Pregnancy Available data from published prospective cohort studies, case series, and case reports with cephalosporin use in pregnant women have not established drug- associated risks of major birth defects, miscarriage, or adverse maternal or fetal outcomes Maternal gonorrhea may be associated with preterm birth, low neonatal birth weight, chorioamnionitis, intrauterine growth restriction, small for gestational age and premature rupture of membranes; perinatal transmission of gonorrhea to offspring can result in infant blindness, joint infections, and bloodstream infections.
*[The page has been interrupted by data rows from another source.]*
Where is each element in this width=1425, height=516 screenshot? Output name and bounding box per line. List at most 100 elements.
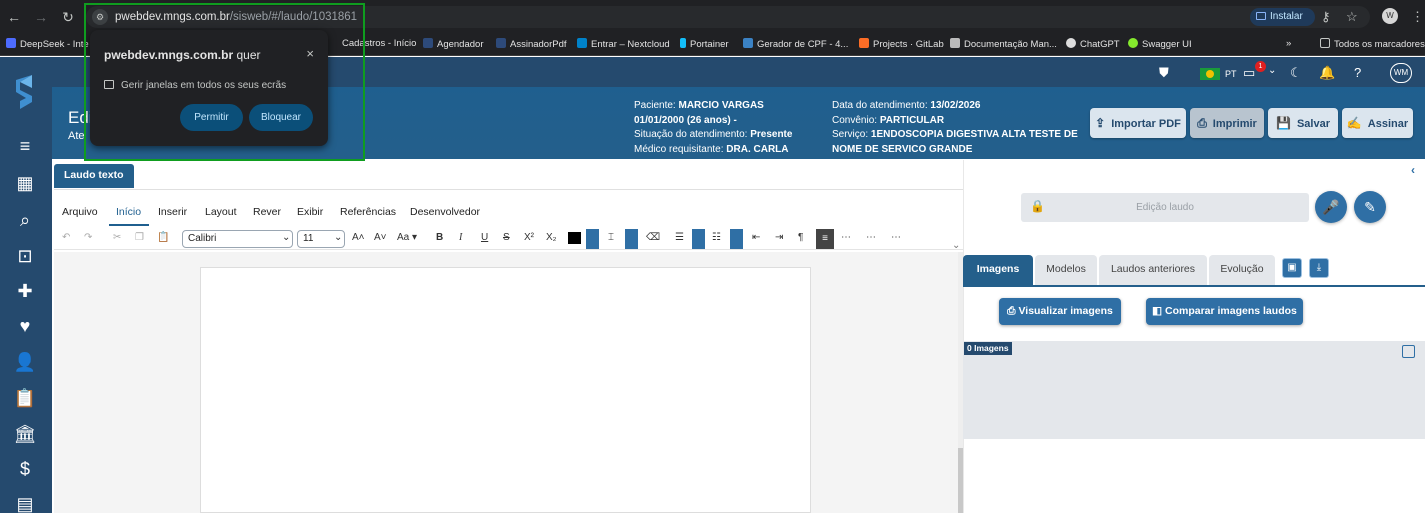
subscript-icon[interactable]: X₂ [546, 232, 557, 243]
menu-inserir[interactable]: Inserir [158, 206, 187, 218]
forward-icon[interactable]: → [33, 9, 49, 25]
url-text[interactable]: pwebdev.mngs.com.br/sisweb/#/laudo/10318… [115, 11, 357, 23]
chrome-menu-icon[interactable]: ⋮ [1411, 9, 1424, 25]
user-lock-icon[interactable]: 👤 [13, 352, 37, 374]
help-icon[interactable]: ? [1354, 65, 1361, 80]
bullet-list-dropdown[interactable] [692, 229, 705, 249]
bookmark-star-icon[interactable]: ☆ [1346, 9, 1358, 25]
allow-button[interactable]: Permitir [180, 104, 243, 131]
numbered-list-icon[interactable]: ☷ [712, 232, 721, 243]
tab-modelos[interactable]: Modelos [1035, 255, 1097, 285]
chevron-down-icon[interactable]: ⌄ [1268, 65, 1276, 76]
paste-icon[interactable]: 📋 [157, 232, 169, 243]
document-page[interactable] [200, 267, 811, 513]
font-color-swatch[interactable] [568, 232, 581, 244]
menu-exibir[interactable]: Exibir [297, 206, 323, 218]
decrease-indent-icon[interactable]: ⇤ [752, 232, 760, 243]
import-pdf-button[interactable]: ⇪ Importar PDF [1090, 108, 1186, 138]
calendar-icon[interactable]: ▦ [13, 173, 37, 195]
bookmark-nextcloud[interactable]: Entrar – Nextcloud [577, 38, 670, 50]
numbered-list-dropdown[interactable] [730, 229, 743, 249]
heartbeat-icon[interactable]: ♥ [13, 316, 37, 338]
pilcrow-icon[interactable]: ¶ [798, 232, 803, 243]
more-icon[interactable]: ⋯ [841, 232, 851, 243]
menu-icon[interactable]: ≡ [13, 136, 37, 158]
grow-font-icon[interactable]: A˄ [352, 232, 365, 243]
bookmark-gerador-cpf[interactable]: Gerador de CPF - 4... [743, 38, 848, 50]
highlight-icon[interactable]: ⌶ [608, 232, 614, 243]
clear-format-icon[interactable]: ⌫ [646, 232, 660, 243]
microphone-button[interactable]: 🎤 [1315, 191, 1347, 223]
bookmark-assinador[interactable]: AssinadorPdf [496, 38, 567, 50]
tab-evolucao[interactable]: Evolução [1209, 255, 1275, 285]
bookmark-deepseek[interactable]: DeepSeek - Inte [6, 38, 89, 50]
more-icon[interactable]: ⋯ [866, 232, 876, 243]
menu-referencias[interactable]: Referências [340, 206, 396, 218]
chat-notification-icon[interactable]: ▭ [1243, 65, 1255, 81]
sign-button[interactable]: ✍ Assinar [1342, 108, 1413, 138]
bullet-list-icon[interactable]: ☰ [675, 232, 684, 243]
edit-laudo-field[interactable]: Edição laudo [1021, 193, 1309, 222]
clipboard-icon[interactable]: 📋 [13, 388, 37, 410]
back-icon[interactable]: ← [6, 9, 22, 25]
shrink-font-icon[interactable]: A˅ [374, 232, 387, 243]
menu-layout[interactable]: Layout [205, 206, 237, 218]
italic-icon[interactable]: I [459, 232, 462, 243]
highlight-dropdown[interactable] [625, 229, 638, 249]
superscript-icon[interactable]: X² [524, 232, 534, 243]
block-button[interactable]: Bloquear [249, 104, 313, 131]
font-color-dropdown[interactable] [586, 229, 599, 249]
bookmark-chatgpt[interactable]: ChatGPT [1066, 38, 1120, 50]
align-left-icon[interactable]: ≡ [816, 229, 834, 249]
view-images-button[interactable]: ⎙ Visualizar imagens [999, 298, 1121, 325]
bookmark-portainer[interactable]: Portainer [680, 38, 729, 50]
bank-icon[interactable]: 🏛 [13, 424, 37, 446]
edit-button[interactable]: ✎ [1354, 191, 1386, 223]
tab-imagens[interactable]: Imagens [963, 255, 1033, 285]
strikethrough-icon[interactable]: S [503, 232, 510, 243]
cut-icon[interactable]: ✂ [113, 232, 121, 243]
copy-icon[interactable]: ❐ [135, 232, 144, 243]
save-button[interactable]: 💾 Salvar [1268, 108, 1338, 138]
bookmark-swagger[interactable]: Swagger UI [1128, 38, 1192, 50]
change-case-icon[interactable]: Aa ▾ [397, 232, 417, 243]
menu-rever[interactable]: Rever [253, 206, 281, 218]
image-icon[interactable]: ▣ [1282, 258, 1302, 278]
moon-icon[interactable]: ☾ [1290, 65, 1302, 81]
bookmark-cadastros[interactable]: Cadastros - Início [342, 38, 416, 49]
language-label[interactable]: PT [1225, 69, 1237, 79]
bookmark-docs[interactable]: Documentação Man... [950, 38, 1057, 50]
menu-arquivo[interactable]: Arquivo [62, 206, 98, 218]
chevron-left-icon[interactable]: ‹ [1411, 163, 1415, 177]
password-key-icon[interactable]: ⚷ [1321, 9, 1331, 25]
menu-desenvolvedor[interactable]: Desenvolvedor [410, 206, 480, 218]
bold-icon[interactable]: B [436, 232, 443, 243]
increase-indent-icon[interactable]: ⇥ [775, 232, 783, 243]
collapse-ribbon-icon[interactable]: ⌄ [952, 240, 960, 251]
profile-avatar[interactable]: W [1382, 8, 1398, 24]
dollar-icon[interactable]: $ [13, 459, 37, 481]
shield-icon[interactable]: ⛊ [1159, 65, 1169, 81]
bookmark-gitlab[interactable]: Projects · GitLab [859, 38, 944, 50]
brazil-flag-icon[interactable] [1200, 68, 1220, 80]
compare-images-button[interactable]: ◧ Comparar imagens laudos [1146, 298, 1303, 325]
menu-inicio[interactable]: Início [116, 206, 141, 218]
bell-icon[interactable]: 🔔 [1319, 65, 1335, 81]
close-icon[interactable]: × [306, 46, 314, 61]
redo-icon[interactable]: ↷ [84, 232, 92, 243]
more-icon[interactable]: ⋯ [891, 232, 901, 243]
user-avatar[interactable]: WM [1390, 63, 1412, 83]
download-icon[interactable]: ⤓ [1309, 258, 1329, 278]
install-button[interactable]: Instalar [1250, 8, 1315, 26]
undo-icon[interactable]: ↶ [62, 232, 70, 243]
tab-laudo-texto[interactable]: Laudo texto [54, 164, 134, 188]
calendar-search-icon[interactable]: ⌕ [13, 210, 37, 232]
search-box-icon[interactable]: ⊡ [13, 246, 37, 268]
tab-laudos-anteriores[interactable]: Laudos anteriores [1099, 255, 1207, 285]
bookmarks-overflow[interactable]: » [1286, 38, 1291, 49]
reload-icon[interactable]: ↻ [60, 9, 76, 26]
print-button[interactable]: ⎙ Imprimir [1190, 108, 1264, 138]
underline-icon[interactable]: U [481, 232, 488, 243]
font-select[interactable]: Calibri [182, 230, 293, 248]
bookmark-all[interactable]: Todos os marcadores [1320, 38, 1425, 50]
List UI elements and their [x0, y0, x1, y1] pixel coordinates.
Lactation Limited data from published literature report presence of drug in human milk For an infant fed exclusively with human milk, estimated infant daily dose through breastfeeding is less than 0.1% of maternal daily IV dose Minimal data available on effects of drug on breastfed infant; none of these reports suggest serious safety concerns No data are available on effects of drug on milk production; developmental and health benefits of breastfeeding should be considered along with mother’s clinical need for cefoxitin and any potential adverse effects on breastfed infant from drug or from underlying maternal condition

Interactions

Reduces renal clearance w/ probenecid. Concurrent use of nephrotoxic agents (e.g. aminoglycosides, colistin, polymyxin B, vancomycin) may increase the risk of nephrotoxicity.

Adverse Effects

Side effects of Cefoxitin : 1-10% Diarrhea <1% Anemia, Eosinophilia, Transient leukopenia, Thrombocytopenia, SCr & BUN increased, Elevated LFT's Potentially Fatal: Pseudomembranous collitis.

Mechanism of Action

Cefoxitin inhibits bacterial cell wall synthesis by binding to 1 or more of the penicillin-binding proteins (PBPs) which in turn inhibit the final transpeptidation step of peptidoglycan synthesis in bacterial cell walls, thus inhibiting cell wall biosynthesis and arresting cell wall assembly resulting in bacterial cell death.